La emergencia y el desarrollo de un pensamiento crítico con los privilegios, prohibiciones y restricciones de diferente grado, abierto al fomento agrícola para la exportación que impulsara el comercio en general e insertara por fin, o lo hiciera de manera plena y decidida, a las economías americanas en la economía mundial predominante que se articulaba en torno al atlántico norte, en el capitalismo que asistía al nacimiento de las sociedades industriales y a la expansión del comercio como nunca antes se había conocido, tuvo lugar en diferentes ciudades del imperio español por los mismos años, con argumentos coincidentes en muchos casos, con matices claros en otros. La presentación de estas ideas tiene cursos diferentes. Así, por ejemplo, encontramos a un sujeto, Juan Francisco Creagh, natural de Santiago de Cuba, en cuyo cabildo ocupa el cargo de regidor, que había hecho del contrabando su actividad ordinaria, por lo que llegó a ser apresado y confinado en la villa de Trinidad, de la que logra escapar para refugiarse en la corte española. Una vez en Madrid, después de recibir el nombramiento de apoderado del ayuntamiento al que pertenecía, el 13 de junio de 1788 elevaba al rey una representación en la que solicitaba para Santiago de Cuba la más amplia libertad de entrada de esclavos exentos del pago de derechos, así como de herramientas para la agricultura y útiles destinados a la fabricación del azúcar, entre otras peticiones dirigidas al fomento de la agricultura y la liberalización de las exportaciones (Marrero, 1984, p.11).

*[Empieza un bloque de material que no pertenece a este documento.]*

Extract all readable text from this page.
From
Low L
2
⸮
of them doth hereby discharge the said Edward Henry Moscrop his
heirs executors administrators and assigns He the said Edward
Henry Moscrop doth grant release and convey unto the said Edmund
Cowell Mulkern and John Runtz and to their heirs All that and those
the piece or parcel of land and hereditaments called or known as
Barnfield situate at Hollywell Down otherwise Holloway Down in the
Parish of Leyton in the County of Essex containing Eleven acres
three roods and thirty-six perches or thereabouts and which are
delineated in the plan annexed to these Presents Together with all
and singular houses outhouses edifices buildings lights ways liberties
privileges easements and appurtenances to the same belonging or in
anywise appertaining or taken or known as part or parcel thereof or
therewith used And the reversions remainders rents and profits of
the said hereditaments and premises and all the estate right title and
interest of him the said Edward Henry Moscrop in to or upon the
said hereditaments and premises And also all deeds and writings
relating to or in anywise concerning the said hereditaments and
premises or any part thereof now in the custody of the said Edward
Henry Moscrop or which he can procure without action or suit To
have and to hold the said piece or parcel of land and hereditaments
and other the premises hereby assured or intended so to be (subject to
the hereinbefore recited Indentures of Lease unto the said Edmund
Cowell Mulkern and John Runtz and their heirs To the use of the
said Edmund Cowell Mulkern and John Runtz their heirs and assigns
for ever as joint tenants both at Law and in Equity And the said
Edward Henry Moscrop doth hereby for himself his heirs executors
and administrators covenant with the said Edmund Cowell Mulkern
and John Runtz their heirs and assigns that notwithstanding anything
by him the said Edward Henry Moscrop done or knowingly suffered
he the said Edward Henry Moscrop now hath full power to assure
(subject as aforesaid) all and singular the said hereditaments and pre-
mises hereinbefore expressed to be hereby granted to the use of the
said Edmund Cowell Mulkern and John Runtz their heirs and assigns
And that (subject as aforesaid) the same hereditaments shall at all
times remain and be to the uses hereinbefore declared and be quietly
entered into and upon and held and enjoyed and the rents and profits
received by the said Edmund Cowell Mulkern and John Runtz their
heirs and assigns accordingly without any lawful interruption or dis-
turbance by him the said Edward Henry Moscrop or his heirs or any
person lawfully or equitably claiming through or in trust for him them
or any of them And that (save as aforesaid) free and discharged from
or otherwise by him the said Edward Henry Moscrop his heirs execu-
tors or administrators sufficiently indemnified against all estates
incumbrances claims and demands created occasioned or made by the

Creagh se esforzaba en conseguir para la región oriental de Cuba las gracias que poco antes, en 1786, se habían reconocido a Santo Domingo y que también pretendían los habaneros. Pero Creagh iba más lejos al esperar que fueran reconocidas como legales las prácticas a las que se dedicaban muchos de sus paisanos comerciantes, un libre comercio avant la lettre. En 1791 lo encontramos entre los suscriptores de un tratado de legislación con los títulos de “Abogado y Regidor de la Isla (sic) de Cuba, y su Diputado” (Pérez y López 1791, la lista la encabeza Antonio Porlier, ministro de Gracia y Justicia).
Hay tres elementos que contribuyen a explicar la coincidencia temporal en la expresión y difusión de estas ideas a las que hacemos referencia: a) las consecuencias de las disposiciones dictadas por la Corona; b) el momento en el que se encuentran los intereses económicos locales y las expectativas de su promoción; y c) debemos añadir, además, un aspecto institucional: los síndicos de los consulados de comercio fueron algunos los principales receptores y difusores —y adaptadores— de las teorías agraristas y del llamado “mercantilismo liberal” en las décadas que transcurren de 1790 a 1810, asimismo enseñadas en las universidades después de las últimas reformas de la década de 1780. La circulación de ideas quedó reforzada en algunos casos por el conocimiento personal o la coincidencia temporal de varios de sus portavoces en la corte o en otras ciudades de la monarquía.